Por André Bozzetto Junior
– Ora, mas que surpresa agradável! Vini! Meu velho amigo Vinicius! – exclamou Roberto ao abrir a porta de forma receptiva.
– Olá, Roberto. Eu estava passando casualmente por aqui e vi que tinha luz na casa. Então resolvi parar e pedir como está a pequena Taís.
– Mas claro! Entre, entre! Você não vai acreditar: a Taís está ótima! Completamente curada!
– É mesmo?! Graças a Deus! Então todos esses meses de quimioterapia em Porto Alegre trouxeram resultado...
– Na verdade a quimioterapia ajudou pouco. A cura estava em outro lugar. Mas, sente-se! Aguarde um minuto até que pego algo para bebermos.
Enquanto Roberto se afastava, Vinicius não pode deixar de perceber alguns nuances estranhos em seu comportamento. Ele estava agitado, se movendo de forma quase frenética e falando em um tom de voz que era ao mesmo tempo alto e apressado, evidenciando uma empolgação que não era comum a sua habitual conduta discreta e austera. “Deve estar exultante em função da recuperação da filha”, pensou.
Roberto retornou trazendo dois copos de uísque. Entregou um nas mãos de Vinicius e sentou-se na poltrona diante dele.
– Vini, vou lhe contar algo incrível! – disse o anfitrião, com um grande sorriso nos lábios e um brilho inquietante no olhar – Você não vai acreditar no que eu descobri! Lembra-se dos tempos de faculdade, quando comentávamos sobre os índios Kyngá?
– Mais ou menos. Lembro de algumas especulações que foram levantadas em meio às discussões antropológicas. Pelo que eu sei trata-se de uma lendária tribo de guerreiros nômades que vagava por toda a região meridional. Parece-me que seria uma derivação dos Kaingang.
– Não! – retrucou Roberto, com certa rispidez – Apenas o tronco linguístico é o mesmo. É um grupo completamente diferente. Tanto que enfrentou os Kaingang e os Guarani na “Grande Guerra dos Pampas”, que ocorreu antes da chegada dos espanhóis.

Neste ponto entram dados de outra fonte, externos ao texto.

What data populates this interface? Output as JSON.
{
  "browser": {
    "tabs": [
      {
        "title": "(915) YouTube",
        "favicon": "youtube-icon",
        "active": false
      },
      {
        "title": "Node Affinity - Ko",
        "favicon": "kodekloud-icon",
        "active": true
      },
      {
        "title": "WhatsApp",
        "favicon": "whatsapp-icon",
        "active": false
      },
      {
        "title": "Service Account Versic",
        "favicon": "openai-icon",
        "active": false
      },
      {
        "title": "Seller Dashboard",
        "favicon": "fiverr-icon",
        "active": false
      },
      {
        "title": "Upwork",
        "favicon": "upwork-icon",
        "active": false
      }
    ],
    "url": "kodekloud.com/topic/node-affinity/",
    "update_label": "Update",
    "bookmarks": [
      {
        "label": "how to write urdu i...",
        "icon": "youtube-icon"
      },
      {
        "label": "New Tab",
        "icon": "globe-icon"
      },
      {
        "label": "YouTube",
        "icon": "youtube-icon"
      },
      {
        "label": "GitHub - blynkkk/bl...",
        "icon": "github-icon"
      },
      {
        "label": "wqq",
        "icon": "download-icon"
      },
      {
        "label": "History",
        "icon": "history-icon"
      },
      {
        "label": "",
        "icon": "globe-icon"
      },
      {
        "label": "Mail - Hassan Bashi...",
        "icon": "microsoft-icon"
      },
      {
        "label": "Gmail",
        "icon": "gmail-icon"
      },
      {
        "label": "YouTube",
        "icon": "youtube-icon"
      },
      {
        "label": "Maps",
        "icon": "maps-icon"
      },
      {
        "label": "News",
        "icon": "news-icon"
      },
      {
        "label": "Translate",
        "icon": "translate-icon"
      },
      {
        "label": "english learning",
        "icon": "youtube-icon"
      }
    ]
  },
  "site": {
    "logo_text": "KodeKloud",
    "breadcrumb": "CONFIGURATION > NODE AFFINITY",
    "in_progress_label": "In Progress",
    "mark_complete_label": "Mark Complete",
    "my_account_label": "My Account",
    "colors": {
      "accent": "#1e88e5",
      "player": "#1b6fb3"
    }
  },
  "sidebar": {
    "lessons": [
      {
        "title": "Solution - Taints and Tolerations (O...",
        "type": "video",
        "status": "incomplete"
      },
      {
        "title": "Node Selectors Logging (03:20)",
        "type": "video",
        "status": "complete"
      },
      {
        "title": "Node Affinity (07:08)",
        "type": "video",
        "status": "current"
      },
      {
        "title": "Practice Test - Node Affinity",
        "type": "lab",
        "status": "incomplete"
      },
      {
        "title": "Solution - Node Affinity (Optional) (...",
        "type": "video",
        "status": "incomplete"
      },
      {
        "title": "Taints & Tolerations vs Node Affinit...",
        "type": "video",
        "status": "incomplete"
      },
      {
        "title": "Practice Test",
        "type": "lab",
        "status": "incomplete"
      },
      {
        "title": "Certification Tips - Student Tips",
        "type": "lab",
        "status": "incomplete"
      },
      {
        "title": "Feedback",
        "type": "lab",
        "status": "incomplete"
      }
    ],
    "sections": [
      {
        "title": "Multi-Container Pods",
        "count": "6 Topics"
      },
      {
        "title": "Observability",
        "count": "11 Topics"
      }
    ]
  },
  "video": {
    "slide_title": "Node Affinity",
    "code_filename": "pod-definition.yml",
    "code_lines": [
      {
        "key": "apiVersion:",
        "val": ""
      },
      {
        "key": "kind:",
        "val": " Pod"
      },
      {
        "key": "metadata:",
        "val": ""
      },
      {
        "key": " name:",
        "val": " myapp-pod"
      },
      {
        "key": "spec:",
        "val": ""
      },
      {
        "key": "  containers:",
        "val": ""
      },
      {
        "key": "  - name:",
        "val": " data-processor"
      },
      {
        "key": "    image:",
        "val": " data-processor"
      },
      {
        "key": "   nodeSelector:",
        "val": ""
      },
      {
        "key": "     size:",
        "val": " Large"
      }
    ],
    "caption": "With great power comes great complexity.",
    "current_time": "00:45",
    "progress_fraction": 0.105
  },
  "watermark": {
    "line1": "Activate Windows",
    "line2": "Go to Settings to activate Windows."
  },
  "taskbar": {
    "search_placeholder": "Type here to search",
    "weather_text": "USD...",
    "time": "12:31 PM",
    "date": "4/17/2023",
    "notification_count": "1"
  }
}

– Pode ser... – disse Vinicius, com constrangimento – Você sempre se interessou mais pelo estudo dos povos indígenas do que eu. Mas, de qualquer forma, lembro-me também que na época os professores alertavam para o fato de que não havia evidências científicas que atestavam a real existência dessa tribo.
– Pois saiba que eles estavam errados! – gritou Roberto, saltando da poltrona com grande empolgação – Eu os encontrei! Sim, depois de exaustivas e onerosas buscas eu finalmente encontrei a tribo Kyngá no interior de Bagé!
– Você encontrou os descendentes daqueles índios...?
– Não! Eu encontrei a tribo original! O grupo que já circulava por estas terras séculos antes da chegada dos europeus!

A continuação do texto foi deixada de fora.